Sometimes we mama's get a little tunnel vision... life presses close, minutes are crammed with so many "have-to's"... but it's okay. He meets us where we are...


Fog slips away, burned off by the fresh air coming in the windows and doors flung wide.

Medicines are stocked in cupboards, blankets and rags washed and folded, and noses wiped for the last time.

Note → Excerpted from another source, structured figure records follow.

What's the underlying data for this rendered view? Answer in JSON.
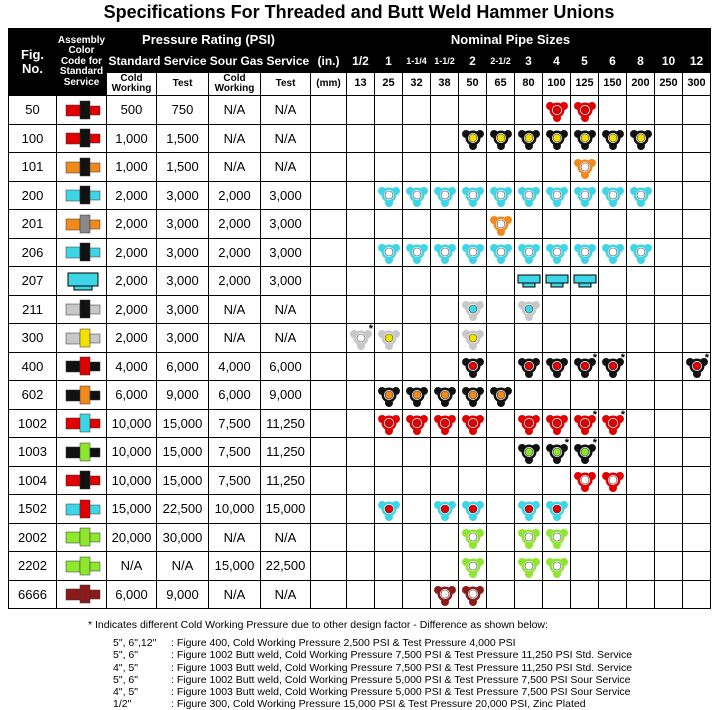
{
  "title": "Specifications For Threaded and Butt Weld Hammer Unions",
  "header": {
    "fig": "Fig. No.",
    "assembly": "Assembly Color Code for Standard Service",
    "pressure": "Pressure Rating (PSI)",
    "standard": "Standard Service",
    "sour": "Sour Gas Service",
    "cold": "Cold Working",
    "test": "Test",
    "sour_cold": "Cold Working",
    "sour_test": "Test",
    "nominal": "Nominal Pipe Sizes",
    "in_label": "(in.)",
    "mm_label": "(mm)",
    "sizes_in": [
      "1/2",
      "1",
      "1-1/4",
      "1-1/2",
      "2",
      "2-1/2",
      "3",
      "4",
      "5",
      "6",
      "8",
      "10",
      "12"
    ],
    "sizes_mm": [
      "13",
      "25",
      "32",
      "38",
      "50",
      "65",
      "80",
      "100",
      "125",
      "150",
      "200",
      "250",
      "300"
    ]
  },
  "rows": [
    {
      "fig": "50",
      "cold": "500",
      "test": "750",
      "sour_cold": "N/A",
      "sour_test": "N/A",
      "code": [
        "#e00000",
        "#111111"
      ],
      "lug": "#e00000",
      "dot": "#e00000",
      "sizes": [
        null,
        null,
        null,
        null,
        null,
        null,
        null,
        true,
        true,
        null,
        null,
        null,
        null
      ]
    },
    {
      "fig": "100",
      "cold": "1,000",
      "test": "1,500",
      "sour_cold": "N/A",
      "sour_test": "N/A",
      "code": [
        "#e00000",
        "#111111"
      ],
      "lug": "#111111",
      "dot": "#f4e000",
      "sizes": [
        null,
        null,
        null,
        null,
        true,
        true,
        true,
        true,
        true,
        true,
        true,
        null,
        null
      ]
    },
    {
      "fig": "101",
      "cold": "1,000",
      "test": "1,500",
      "sour_cold": "N/A",
      "sour_test": "N/A",
      "code": [
        "#f08a1c",
        "#111111"
      ],
      "lug": "#f08a1c",
      "dot": "#ffffff",
      "sizes": [
        null,
        null,
        null,
        null,
        null,
        null,
        null,
        null,
        true,
        null,
        null,
        null,
        null
      ]
    },
    {
      "fig": "200",
      "cold": "2,000",
      "test": "3,000",
      "sour_cold": "2,000",
      "sour_test": "3,000",
      "code": [
        "#3ed6e6",
        "#111111"
      ],
      "lug": "#3ed6e6",
      "dot": "#ffffff",
      "sizes": [
        null,
        true,
        true,
        true,
        true,
        true,
        true,
        true,
        true,
        true,
        true,
        null,
        null
      ]
    },
    {
      "fig": "201",
      "cold": "2,000",
      "test": "3,000",
      "sour_cold": "2,000",
      "sour_test": "3,000",
      "code": [
        "#f08a1c",
        "#888888"
      ],
      "lug": "#f08a1c",
      "dot": "#ffffff",
      "sizes": [
        null,
        null,
        null,
        null,
        null,
        true,
        null,
        null,
        null,
        null,
        null,
        null,
        null
      ]
    },
    {
      "fig": "206",
      "cold": "2,000",
      "test": "3,000",
      "sour_cold": "2,000",
      "sour_test": "3,000",
      "code": [
        "#3ed6e6",
        "#111111"
      ],
      "lug": "#3ed6e6",
      "dot": "#ffffff",
      "sizes": [
        null,
        true,
        true,
        true,
        true,
        true,
        true,
        true,
        true,
        true,
        true,
        null,
        null
      ]
    },
    {
      "fig": "207",
      "cold": "2,000",
      "test": "3,000",
      "sour_cold": "2,000",
      "sour_test": "3,000",
      "code": [
        "#3ed6e6",
        "#3ed6e6"
      ],
      "style": "weld",
      "lug": "#3ed6e6",
      "dot": "#3ed6e6",
      "sizes": [
        null,
        null,
        null,
        null,
        null,
        null,
        true,
        true,
        true,
        null,
        null,
        null,
        null
      ]
    },
    {
      "fig": "211",
      "cold": "2,000",
      "test": "3,000",
      "sour_cold": "N/A",
      "sour_test": "N/A",
      "code": [
        "#c8c8c8",
        "#111111"
      ],
      "lug": "#c8c8c8",
      "dot": "#3ed6e6",
      "sizes": [
        null,
        null,
        null,
        null,
        true,
        null,
        true,
        null,
        null,
        null,
        null,
        null,
        null
      ]
    },
    {
      "fig": "300",
      "cold": "2,000",
      "test": "3,000",
      "sour_cold": "N/A",
      "sour_test": "N/A",
      "code": [
        "#c8c8c8",
        "#f4e000"
      ],
      "lug": "#c8c8c8",
      "dot": "#f4e000",
      "sizes": [
        {
          "dot": "#ffffff",
          "note": "*"
        },
        true,
        null,
        null,
        true,
        null,
        null,
        null,
        null,
        null,
        null,
        null,
        null
      ]
    },
    {
      "fig": "400",
      "cold": "4,000",
      "test": "6,000",
      "sour_cold": "4,000",
      "sour_test": "6,000",
      "code": [
        "#111111",
        "#e00000"
      ],
      "lug": "#111111",
      "dot": "#e00000",
      "sizes": [
        null,
        null,
        null,
        null,
        true,
        null,
        true,
        true,
        {
          "note": "*"
        },
        {
          "note": "*"
        },
        null,
        null,
        {
          "note": "*"
        }
      ]
    },
    {
      "fig": "602",
      "cold": "6,000",
      "test": "9,000",
      "sour_cold": "6,000",
      "sour_test": "9,000",
      "code": [
        "#111111",
        "#f08a1c"
      ],
      "lug": "#111111",
      "dot": "#f08a1c",
      "sizes": [
        null,
        true,
        true,
        true,
        true,
        true,
        null,
        null,
        null,
        null,
        null,
        null,
        null
      ]
    },
    {
      "fig": "1002",
      "cold": "10,000",
      "test": "15,000",
      "sour_cold": "7,500",
      "sour_test": "11,250",
      "code": [
        "#e00000",
        "#3ed6e6"
      ],
      "lug": "#e00000",
      "dot": "#e00000",
      "sizes": [
        null,
        true,
        true,
        true,
        true,
        null,
        true,
        true,
        {
          "note": "*"
        },
        {
          "note": "*"
        },
        null,
        null,
        null
      ]
    },
    {
      "fig": "1003",
      "cold": "10,000",
      "test": "15,000",
      "sour_cold": "7,500",
      "sour_test": "11,250",
      "code": [
        "#111111",
        "#8ee62e"
      ],
      "lug": "#111111",
      "dot": "#8ee62e",
      "sizes": [
        null,
        null,
        null,
        null,
        null,
        null,
        true,
        {
          "note": "*"
        },
        {
          "note": "*"
        },
        null,
        null,
        null,
        null
      ]
    },
    {
      "fig": "1004",
      "cold": "10,000",
      "test": "15,000",
      "sour_cold": "7,500",
      "sour_test": "11,250",
      "code": [
        "#e00000",
        "#111111"
      ],
      "lug": "#e00000",
      "dot": "#ffffff",
      "sizes": [
        null,
        null,
        null,
        null,
        null,
        null,
        null,
        null,
        true,
        true,
        null,
        null,
        null
      ]
    },
    {
      "fig": "1502",
      "cold": "15,000",
      "test": "22,500",
      "sour_cold": "10,000",
      "sour_test": "15,000",
      "code": [
        "#3ed6e6",
        "#e00000"
      ],
      "lug": "#3ed6e6",
      "dot": "#e00000",
      "sizes": [
        null,
        true,
        null,
        true,
        true,
        null,
        true,
        true,
        null,
        null,
        null,
        null,
        null
      ]
    },
    {
      "fig": "2002",
      "cold": "20,000",
      "test": "30,000",
      "sour_cold": "N/A",
      "sour_test": "N/A",
      "code": [
        "#8ee62e",
        "#8ee62e"
      ],
      "lug": "#8ee62e",
      "dot": "#ffffff",
      "sizes": [
        null,
        null,
        null,
        null,
        true,
        null,
        true,
        true,
        null,
        null,
        null,
        null,
        null
      ]
    },
    {
      "fig": "2202",
      "cold": "N/A",
      "test": "N/A",
      "sour_cold": "15,000",
      "sour_test": "22,500",
      "code": [
        "#8ee62e",
        "#8ee62e"
      ],
      "lug": "#8ee62e",
      "dot": "#ffffff",
      "sizes": [
        null,
        null,
        null,
        null,
        true,
        null,
        true,
        true,
        null,
        null,
        null,
        null,
        null
      ]
    },
    {
      "fig": "6666",
      "cold": "6,000",
      "test": "9,000",
      "sour_cold": "N/A",
      "sour_test": "N/A",
      "code": [
        "#8b1a1a",
        "#8b1a1a"
      ],
      "lug": "#8b1a1a",
      "dot": "#ffffff",
      "sizes": [
        null,
        null,
        null,
        true,
        true,
        null,
        null,
        null,
        null,
        null,
        null,
        null,
        null
      ]
    }
  ],
  "notes": {
    "intro": "* Indicates different Cold Working Pressure due to other design factor - Difference as shown below:",
    "lines": [
      {
        "sizes": "5\", 6\",12\"",
        "text": ": Figure 400, Cold Working Pressure 2,500 PSI & Test Pressure 4,000 PSI"
      },
      {
        "sizes": "5\", 6\"",
        "text": ": Figure 1002 Butt weld, Cold Working Pressure 7,500 PSI & Test Pressure 11,250 PSI Std. Service"
      },
      {
        "sizes": "4\", 5\"",
        "text": ": Figure 1003 Butt weld, Cold Working Pressure 7,500 PSI & Test Pressure 11,250 PSI Std. Service"
      },
      {
        "sizes": "5\", 6\"",
        "text": ": Figure 1002 Butt weld, Cold Working Pressure 5,000 PSI & Test Pressure 7,500 PSI Sour Service"
      },
      {
        "sizes": "4\", 5\"",
        "text": ": Figure 1003 Butt weld, Cold Working Pressure 5,000 PSI & Test Pressure 7,500 PSI Sour Service"
      },
      {
        "sizes": "1/2\"",
        "text": ": Figure 300, Cold Working Pressure 15,000 PSI & Test Pressure 20,000 PSI, Zinc Plated"
      }
    ]
  }
}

Children test their legs, starting with a slow, tentative walk and quickly changing to a run as they shout joyfully in their newfound strength.

Sickness flees our home.

And husband prepares for deprivation of another kind.


Lunch on Friday is a hearty casserole. We gather close around the table, sharing our last meal together before begins the 30-hour fast he will lead with the teenagers of our congregation. Prayers as a family begin to turn minds toward the sadness faced by so many.

And I regret. Did I really say I faced difficult choices? How tunnel-like is my vision…

For truly, my choosing is always optional. If I choose to, I will cook for my family today from a refrigerator fully stocked for breakfast… lunch… dinner… snacks.

If I choose to, I will read to my little ones, rather than rest my eyes.

If I choose to, I will be imaginative and joyful for their sake.

If I choose to, I will pursue bettering my mothering, my homemaking, my partnering with husband. My faith.

If I choose to, I will just… keep going.

How pitiful my complaints seem now, in light of the frightening statistics posted on the walls of our church building this Sunday past. 26,000 children under the age of five die every day… [That’s one in twelve.]

I look at their faces, drawn and blank. Hunger has pressed them beyond knowing.

Gideon’s dry scalp that cries out for coconut oil on a daily basis is my most pressing concern. I don’t slap flies away from his nose and eyes.

In Uganda, a mother will walk ten miles each day to find water for her family. I tap the faucet handle and water - clean water - flows freely from the spigot.

I walk the church halls, holding Eliana’s hand tighter, pressing my Gideon closer to my chest; eyes are tempted to close against the pain I read there on those walls, but I keep them open.

Forgive my complaints, Father. And thank you, for meeting me where I am. For gently prodding me to dive deeper, examine closer.

Let us continue to take back our days and nights. But now...

...consider expanding your vision with me?